Using "truss -p 82586 -f -o foo", I verified that the SSH daemon does this:

root@fbsd15:~ # grep authorized foo
52964: fstatat(AT_FDCWD,"/home/kalevi/.ssh/authorized_keys",{ mode=-rw-r--r-- ,inode=42500,size=108,blksize=4096 },AT_SYMLINK_NOFOLLOW) = 0 (0x0)
52964: openat(AT_FDCWD,"/home/kalevi/.ssh/authorized_keys",O_RDONLY|O_NONBLOCK,00) = 8 (0x8)
52964: __realpathat(AT_FDCWD,"/home/kalevi/.ssh/authorized_keys","/home/kalevi/.ssh/authorized_keys",1024,0) = 0 (0x0)
52964: fstatat(AT_FDCWD,"/home/kalevi/.ssh/authorized_keys",{ mode=-rw-r--r-- ,inode=42500,size=108,blksize=4096 },AT_SYMLINK_NOFOLLOW) = 0 (0x0)
52964: openat(AT_FDCWD,"/home/kalevi/.ssh/authorized_keys",O_RDONLY|O_NONBLOCK,00) = 8 (0x8)
52964: __realpathat(AT_FDCWD,"/home/kalevi/.ssh/authorized_keys","/home/kalevi/.ssh/authorized_keys",1024,0) = 0 (0x0)


So I am wondering what is the real rationale behind the 755 permissions.
 
The idea that 700 for a user's home directory is automatically more safe than 755 is dubious, or even faulty. It depends on how the system is set up, and the usage pattern.

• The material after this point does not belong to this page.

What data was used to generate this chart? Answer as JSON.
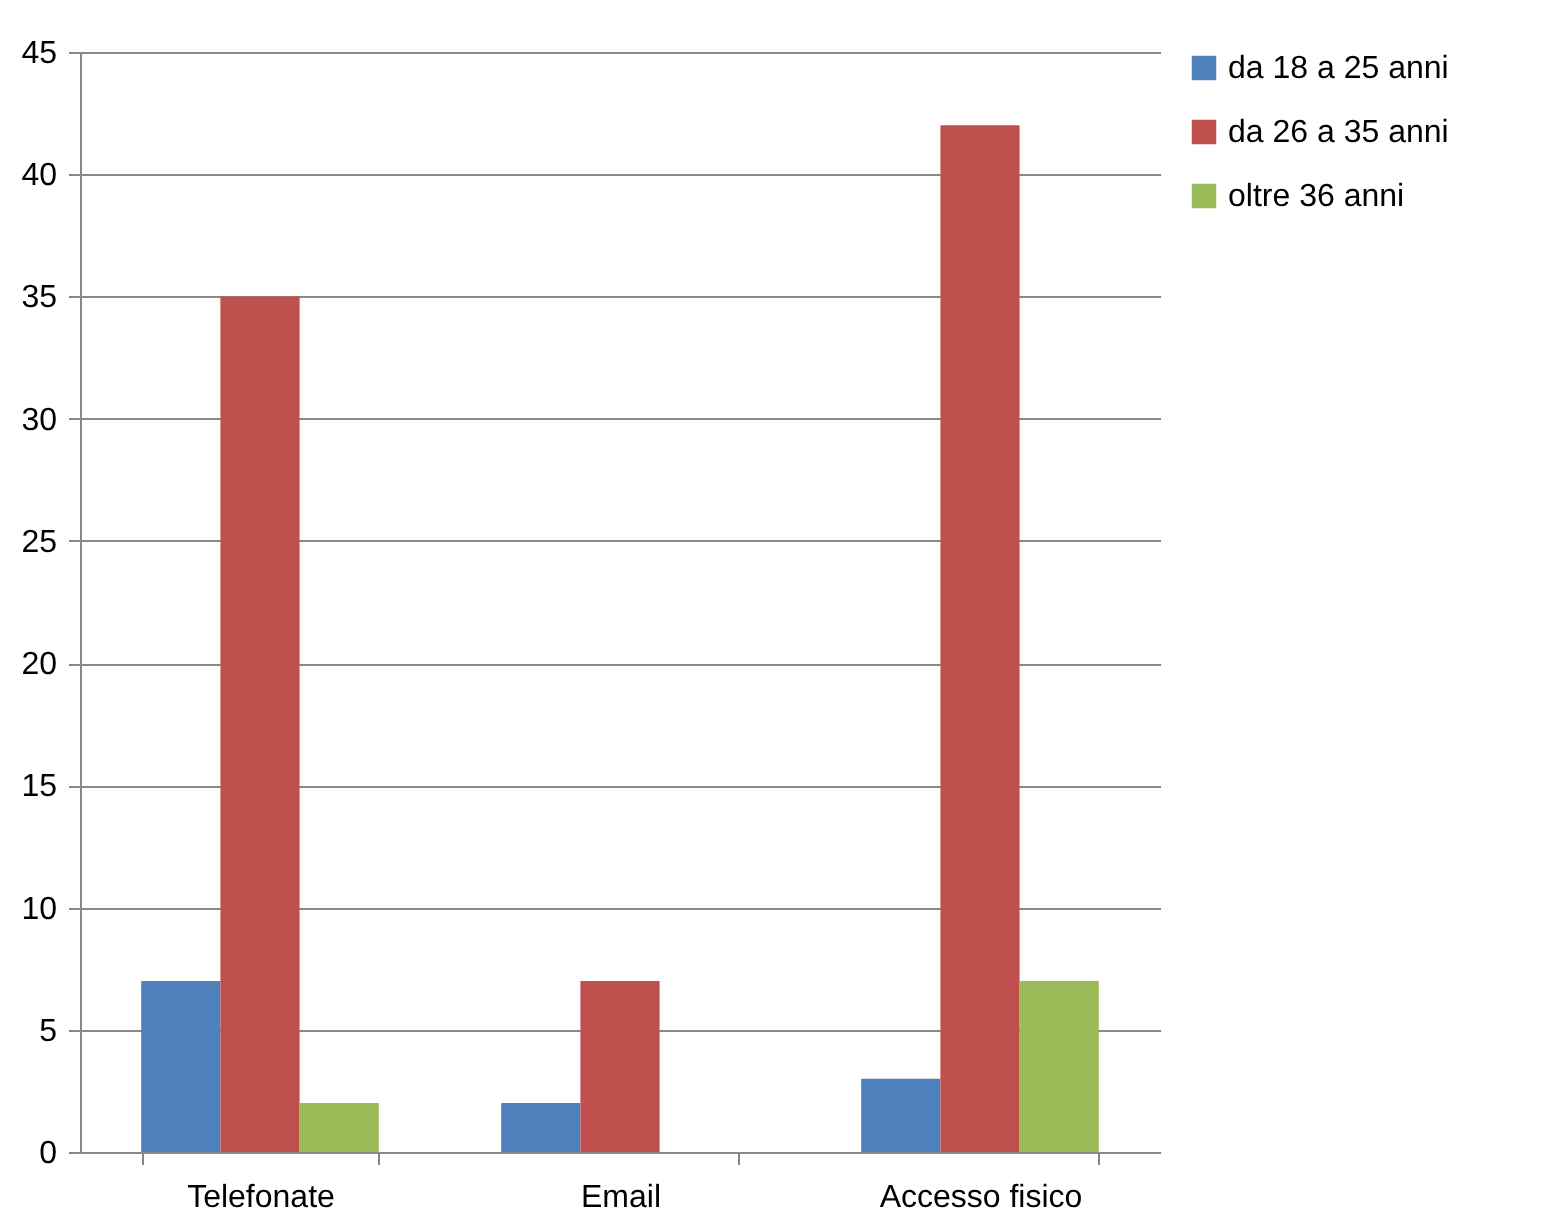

To (a): One style of configuring users is to take all people in a "work group" (the ones that need to share file) and give them the same group ID. In that style, having a default of g=rx (the 5 in the middle of 755) is sensible. A different style is to say that any user has their own group (and some Linux distributions today create a group per user, with the group name identical to the user name), which makes the group permissions irrelevant, since no two users are in the same group anyway.

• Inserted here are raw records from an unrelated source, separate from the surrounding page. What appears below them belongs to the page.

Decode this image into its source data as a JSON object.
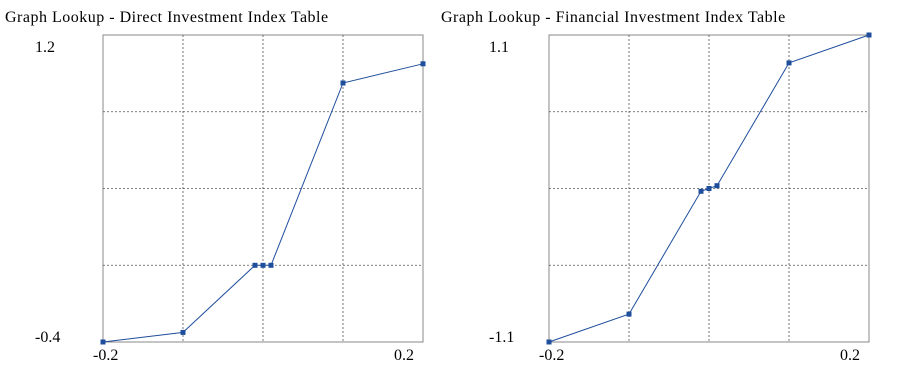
{
  "chart_data": [
    {
      "type": "line",
      "title": "Graph Lookup - Direct Investment Index Table",
      "xlim": [
        -0.2,
        0.2
      ],
      "ylim": [
        -0.4,
        1.2
      ],
      "x_tick_labels": [
        "-0.2",
        "0.2"
      ],
      "y_tick_labels": [
        "1.2",
        "-0.4"
      ],
      "grid": true,
      "series": [
        {
          "x": [
            -0.2,
            -0.1,
            0.0,
            -0.01,
            0.01,
            0.1,
            0.2
          ],
          "y": [
            -0.4,
            -0.35,
            0.0,
            0.0,
            0.0,
            0.95,
            1.05
          ],
          "color": "#1f4e9c"
        }
      ]
    },
    {
      "type": "line",
      "title": "Graph Lookup - Financial Investment Index Table",
      "xlim": [
        -0.2,
        0.2
      ],
      "ylim": [
        -1.1,
        1.1
      ],
      "x_tick_labels": [
        "-0.2",
        "0.2"
      ],
      "y_tick_labels": [
        "1.1",
        "-1.1"
      ],
      "grid": true,
      "series": [
        {
          "x": [
            -0.2,
            -0.1,
            -0.01,
            0.0,
            0.01,
            0.1,
            0.2
          ],
          "y": [
            -1.1,
            -0.9,
            -0.02,
            0.0,
            0.02,
            0.9,
            1.1
          ],
          "color": "#1f4e9c"
        }
      ]
    }
  ]
}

Related to this is the question of how many people use a host. Today, the vast majority of all "daily driver" systems are single user, and there the whole idea of users and groups becomes silly. In such a system, we really need only one bit to describe the whole permission system: is this file or directory modifiable by the one human when running in unprivileged mode, or not.

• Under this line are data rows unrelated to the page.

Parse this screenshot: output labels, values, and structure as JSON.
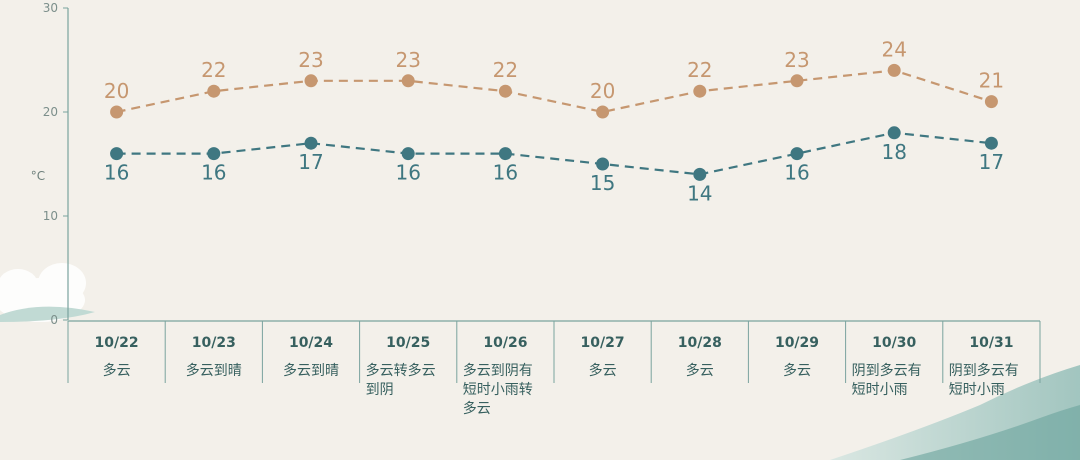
{
  "chart_data": {
    "type": "line",
    "title": "",
    "xlabel": "",
    "ylabel": "°C",
    "ylim": [
      0,
      30
    ],
    "yticks": [
      0,
      10,
      20,
      30
    ],
    "grid": false,
    "categories": [
      "10/22",
      "10/23",
      "10/24",
      "10/25",
      "10/26",
      "10/27",
      "10/28",
      "10/29",
      "10/30",
      "10/31"
    ],
    "weather": [
      [
        "多云"
      ],
      [
        "多云到晴"
      ],
      [
        "多云到晴"
      ],
      [
        "多云转多云",
        "到阴"
      ],
      [
        "多云到阴有",
        "短时小雨转",
        "多云"
      ],
      [
        "多云"
      ],
      [
        "多云"
      ],
      [
        "多云"
      ],
      [
        "阴到多云有",
        "短时小雨"
      ],
      [
        "阴到多云有",
        "短时小雨"
      ]
    ],
    "series": [
      {
        "values": [
          20,
          22,
          23,
          23,
          22,
          20,
          22,
          23,
          24,
          21
        ]
      },
      {
        "values": [
          16,
          16,
          17,
          16,
          16,
          15,
          14,
          16,
          18,
          17
        ]
      }
    ],
    "colors": {
      "high": "#c69770",
      "low": "#3f7781",
      "axis": "#7aa39e",
      "text": "#37605f"
    }
  }
}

The tradition of Unix systems comes out of shared servers, used both to run services (e-mail, DNS, file storage accessible over the network), and as a (CLI) login host for many people. Those many people are traditionally separated into a small number of groups, such as engineering, marketing, and finance. In such a system, default permissions of 755 make sense (as does 750).

If one sets the default to 700 on a multi-user / multi-group system, and then the users need to share files anyway, that probably does not make the system more secure, since it forces users (who are often not skilled) to change permissions themselves, and may do dumb stuff like "chmod -R a+wx *" in their home directory. In such an environment, it is better to give users sensible defaults, to reduce the temptation that they change thing.

And ssh and sshd do check permissions of critical files (such as keys and authorized_hosts) and the ~/.ssh directory anyway. So the permissions of the home directory matters little.
 
Changing default on FreeBSD project side could confuse admins with unintended different behavior per-user (newly created user at some point has different default with others).

Long standing, "not only for hobbies" OS like FreeBSD needs several major releases to repeatedly notify admins to prepare testing with quite intensive and wide-spreaded levels not to break "the organization's $work" (fix or workaround for everywhere needed) and announcements to users they manage of forcible permission changes.

On the other hand, newly forked "distros" can have different permissions "from start" freely. I believe, so derived HardenedBSD from FreeBSD.
If I understand/recall correctly, discontinued TrueOS (former PC-BSD) had some different defaults with system tunings to target desktop use-cases.